Search code examples
rrcpp

Is it possible to dynamically load files inside a cppFunction in R?


I'm working on a problem in which I would greatly benefit from being able to load vectors that are saved in disk dynamically inside a loop as this allows me to skip calculating the vectors on the fly (in my actual process one vector is used many times and the collection of vectors as a matrix is too big to have in memory all at once). As a simplified example, lets say that we have the vectors stored in a directory with path prefix (each in its own file). The names of these files are vec0.txt, vec1.txt, vec2.txt, ... etc. We wish to sum all the numbers of all specified vectors in the inclusive range start-end. The size of all vectors is known and is always the same. I thought of something like:

library(Rcpp)
cppFunction('int sumvectors(int start, int end, string prefix, int size) {
    int i;
    int j;
    int arr[size];
    int sum=0;
    for (i=start; i <= end; i++) {
        // Here you would construct the path to the file paste0(prefix, vec, i, ".txt")
        // Then load it and put it into an array
        for (j=0; j <= size; j++) {
            sum+=arr[j];
        }
    }
    return sum;
}')

Is something like this even possible? I'm ok at R but never worked with C or C++ so I don't really even know if this is even doable with Rcpp


Solution

  • Yes, this is certainly possible.
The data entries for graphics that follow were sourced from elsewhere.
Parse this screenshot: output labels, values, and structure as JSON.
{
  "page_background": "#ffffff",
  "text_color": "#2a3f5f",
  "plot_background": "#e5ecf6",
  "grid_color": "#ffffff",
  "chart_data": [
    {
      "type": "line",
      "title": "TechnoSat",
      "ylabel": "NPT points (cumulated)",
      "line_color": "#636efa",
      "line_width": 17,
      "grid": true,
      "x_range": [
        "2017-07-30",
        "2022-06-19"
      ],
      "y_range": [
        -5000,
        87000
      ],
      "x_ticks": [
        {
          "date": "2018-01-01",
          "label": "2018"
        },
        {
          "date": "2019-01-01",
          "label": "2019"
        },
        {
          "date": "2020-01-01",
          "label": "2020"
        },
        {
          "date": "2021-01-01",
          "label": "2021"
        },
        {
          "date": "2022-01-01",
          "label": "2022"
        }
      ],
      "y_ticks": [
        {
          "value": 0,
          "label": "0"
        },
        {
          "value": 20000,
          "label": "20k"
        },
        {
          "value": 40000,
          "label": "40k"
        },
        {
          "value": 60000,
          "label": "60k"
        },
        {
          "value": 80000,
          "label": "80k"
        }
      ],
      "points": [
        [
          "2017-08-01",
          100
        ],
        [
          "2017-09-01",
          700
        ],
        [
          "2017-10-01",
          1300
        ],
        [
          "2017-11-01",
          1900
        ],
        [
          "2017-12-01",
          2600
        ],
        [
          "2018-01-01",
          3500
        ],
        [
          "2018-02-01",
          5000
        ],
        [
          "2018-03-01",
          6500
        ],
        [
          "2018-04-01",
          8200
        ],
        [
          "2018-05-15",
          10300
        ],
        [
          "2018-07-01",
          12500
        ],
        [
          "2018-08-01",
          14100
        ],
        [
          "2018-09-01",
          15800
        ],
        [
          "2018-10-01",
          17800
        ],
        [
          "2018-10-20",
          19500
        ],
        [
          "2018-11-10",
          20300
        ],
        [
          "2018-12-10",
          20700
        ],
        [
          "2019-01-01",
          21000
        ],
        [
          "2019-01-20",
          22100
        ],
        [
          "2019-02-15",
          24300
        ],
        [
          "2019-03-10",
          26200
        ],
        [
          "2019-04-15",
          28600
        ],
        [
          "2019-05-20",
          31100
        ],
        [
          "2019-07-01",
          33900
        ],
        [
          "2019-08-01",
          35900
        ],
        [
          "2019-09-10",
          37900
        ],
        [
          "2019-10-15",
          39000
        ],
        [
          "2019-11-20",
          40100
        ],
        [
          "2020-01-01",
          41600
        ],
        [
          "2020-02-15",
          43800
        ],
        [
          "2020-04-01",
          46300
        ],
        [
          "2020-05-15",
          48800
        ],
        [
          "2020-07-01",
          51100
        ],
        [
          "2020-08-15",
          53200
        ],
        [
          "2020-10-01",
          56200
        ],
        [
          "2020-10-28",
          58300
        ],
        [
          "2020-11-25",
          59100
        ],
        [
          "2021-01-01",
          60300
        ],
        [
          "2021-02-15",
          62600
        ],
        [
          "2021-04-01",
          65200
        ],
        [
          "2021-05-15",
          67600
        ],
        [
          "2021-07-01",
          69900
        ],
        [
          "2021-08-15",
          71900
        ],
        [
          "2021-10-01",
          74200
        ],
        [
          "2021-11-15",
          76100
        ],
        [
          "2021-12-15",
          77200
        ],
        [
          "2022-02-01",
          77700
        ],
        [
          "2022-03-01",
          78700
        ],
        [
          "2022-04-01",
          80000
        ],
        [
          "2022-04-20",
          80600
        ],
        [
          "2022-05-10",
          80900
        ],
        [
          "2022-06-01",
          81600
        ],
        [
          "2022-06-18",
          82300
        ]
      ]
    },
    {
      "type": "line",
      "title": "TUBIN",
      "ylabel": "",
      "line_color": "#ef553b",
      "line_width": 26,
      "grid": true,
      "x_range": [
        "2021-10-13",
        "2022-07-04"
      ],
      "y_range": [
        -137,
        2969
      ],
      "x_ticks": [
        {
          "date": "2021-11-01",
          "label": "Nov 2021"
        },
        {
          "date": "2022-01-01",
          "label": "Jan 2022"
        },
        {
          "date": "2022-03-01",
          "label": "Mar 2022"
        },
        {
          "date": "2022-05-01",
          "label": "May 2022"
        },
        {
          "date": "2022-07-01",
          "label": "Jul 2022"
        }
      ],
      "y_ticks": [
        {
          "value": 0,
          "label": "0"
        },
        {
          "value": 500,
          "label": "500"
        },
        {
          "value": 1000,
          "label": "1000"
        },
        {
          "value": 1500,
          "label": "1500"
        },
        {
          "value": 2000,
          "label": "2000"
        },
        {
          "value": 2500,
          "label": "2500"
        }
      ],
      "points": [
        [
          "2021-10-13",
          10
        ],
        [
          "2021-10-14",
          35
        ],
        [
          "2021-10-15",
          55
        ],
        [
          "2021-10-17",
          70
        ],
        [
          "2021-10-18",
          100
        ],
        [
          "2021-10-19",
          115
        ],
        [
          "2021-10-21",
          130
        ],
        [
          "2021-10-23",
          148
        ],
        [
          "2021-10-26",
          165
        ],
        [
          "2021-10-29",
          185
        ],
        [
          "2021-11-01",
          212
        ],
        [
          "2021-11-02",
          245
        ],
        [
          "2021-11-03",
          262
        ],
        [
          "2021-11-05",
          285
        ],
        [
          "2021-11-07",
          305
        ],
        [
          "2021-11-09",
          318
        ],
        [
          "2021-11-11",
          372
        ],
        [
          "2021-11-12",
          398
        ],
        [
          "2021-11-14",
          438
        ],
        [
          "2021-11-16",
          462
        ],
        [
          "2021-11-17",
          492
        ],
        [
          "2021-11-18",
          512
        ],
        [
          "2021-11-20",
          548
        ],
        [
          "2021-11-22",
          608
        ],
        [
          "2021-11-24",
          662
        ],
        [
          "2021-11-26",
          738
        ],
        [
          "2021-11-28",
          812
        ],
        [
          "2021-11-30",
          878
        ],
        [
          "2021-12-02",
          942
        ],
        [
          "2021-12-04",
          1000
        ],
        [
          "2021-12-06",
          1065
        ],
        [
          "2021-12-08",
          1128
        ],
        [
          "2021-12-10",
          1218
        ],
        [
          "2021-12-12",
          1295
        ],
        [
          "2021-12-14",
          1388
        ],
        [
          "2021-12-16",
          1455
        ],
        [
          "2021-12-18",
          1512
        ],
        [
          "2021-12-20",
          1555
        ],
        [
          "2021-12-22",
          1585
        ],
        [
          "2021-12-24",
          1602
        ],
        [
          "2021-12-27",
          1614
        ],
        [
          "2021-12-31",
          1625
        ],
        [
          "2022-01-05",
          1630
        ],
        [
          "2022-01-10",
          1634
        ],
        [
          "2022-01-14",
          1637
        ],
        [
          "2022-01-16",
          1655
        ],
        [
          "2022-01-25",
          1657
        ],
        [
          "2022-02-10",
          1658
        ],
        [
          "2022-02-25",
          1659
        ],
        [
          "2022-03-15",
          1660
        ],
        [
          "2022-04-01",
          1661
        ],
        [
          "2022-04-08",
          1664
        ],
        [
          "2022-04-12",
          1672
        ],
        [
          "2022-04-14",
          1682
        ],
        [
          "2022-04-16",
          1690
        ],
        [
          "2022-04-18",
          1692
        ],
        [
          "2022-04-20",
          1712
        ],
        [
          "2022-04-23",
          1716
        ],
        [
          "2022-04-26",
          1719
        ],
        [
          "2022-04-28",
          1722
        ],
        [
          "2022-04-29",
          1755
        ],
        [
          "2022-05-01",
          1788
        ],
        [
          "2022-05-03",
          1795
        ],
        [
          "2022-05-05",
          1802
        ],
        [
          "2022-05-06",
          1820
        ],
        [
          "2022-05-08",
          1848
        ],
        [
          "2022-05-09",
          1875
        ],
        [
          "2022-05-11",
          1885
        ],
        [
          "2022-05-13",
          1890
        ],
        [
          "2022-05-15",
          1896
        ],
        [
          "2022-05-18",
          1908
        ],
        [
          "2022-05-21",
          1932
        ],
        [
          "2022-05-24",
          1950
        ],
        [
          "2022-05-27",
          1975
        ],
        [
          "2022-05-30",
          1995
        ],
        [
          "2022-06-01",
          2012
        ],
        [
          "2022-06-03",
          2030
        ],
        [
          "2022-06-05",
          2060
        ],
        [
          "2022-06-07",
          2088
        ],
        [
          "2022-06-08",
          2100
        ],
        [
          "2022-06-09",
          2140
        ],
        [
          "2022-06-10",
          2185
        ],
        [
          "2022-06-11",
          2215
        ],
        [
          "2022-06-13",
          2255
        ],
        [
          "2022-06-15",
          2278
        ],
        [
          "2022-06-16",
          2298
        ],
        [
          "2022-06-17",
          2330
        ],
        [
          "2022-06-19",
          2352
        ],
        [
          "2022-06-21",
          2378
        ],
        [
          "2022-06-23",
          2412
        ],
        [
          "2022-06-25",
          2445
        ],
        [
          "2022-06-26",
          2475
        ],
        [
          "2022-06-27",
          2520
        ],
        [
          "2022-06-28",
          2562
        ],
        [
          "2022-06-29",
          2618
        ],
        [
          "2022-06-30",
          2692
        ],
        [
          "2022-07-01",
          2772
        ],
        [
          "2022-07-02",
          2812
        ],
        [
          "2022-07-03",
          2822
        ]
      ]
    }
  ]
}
If your numbers are written in plain text files separated by spaces like this:


    C://Users/Administrator/vec1.txt

    5.1 21.4 563 -21.2 35.6
    

    C://Users/Administrator/vec2.txt

    3 6 8 7 10 135
    

    Then you can write the following function:

    cppFunction("
    std::vector<float> read_floats(const std::string& path)
    {
      std::vector<float> result;
      
      for(int i = 1; i < 3; ++i)
      {
        std::string file_path = path + std::to_string(i) + \".txt\";
        std::ifstream myfile(file_path.c_str(), std::ios_base::in);
        float a, vec_sum = 0;
        std::vector<float> vec;
        while(myfile >> a)
        {
          vec.push_back(a);
        }
        for(std::vector<float>::iterator it = vec.begin(); it != vec.end(); ++it)
        {
          vec_sum += *it;
        }
        result.push_back(vec_sum);
      }
      return result;
    }", include = c("#include<string>", "#include<fstream>", "#include<vector>"))
    
    

    Which creates an R function that allows you to do this:

    read_floats("c:/Users/Administrator/vec")
    #> [1] 603.9 169.0
    

    Which you can confirm is the sum of the numbers in each file.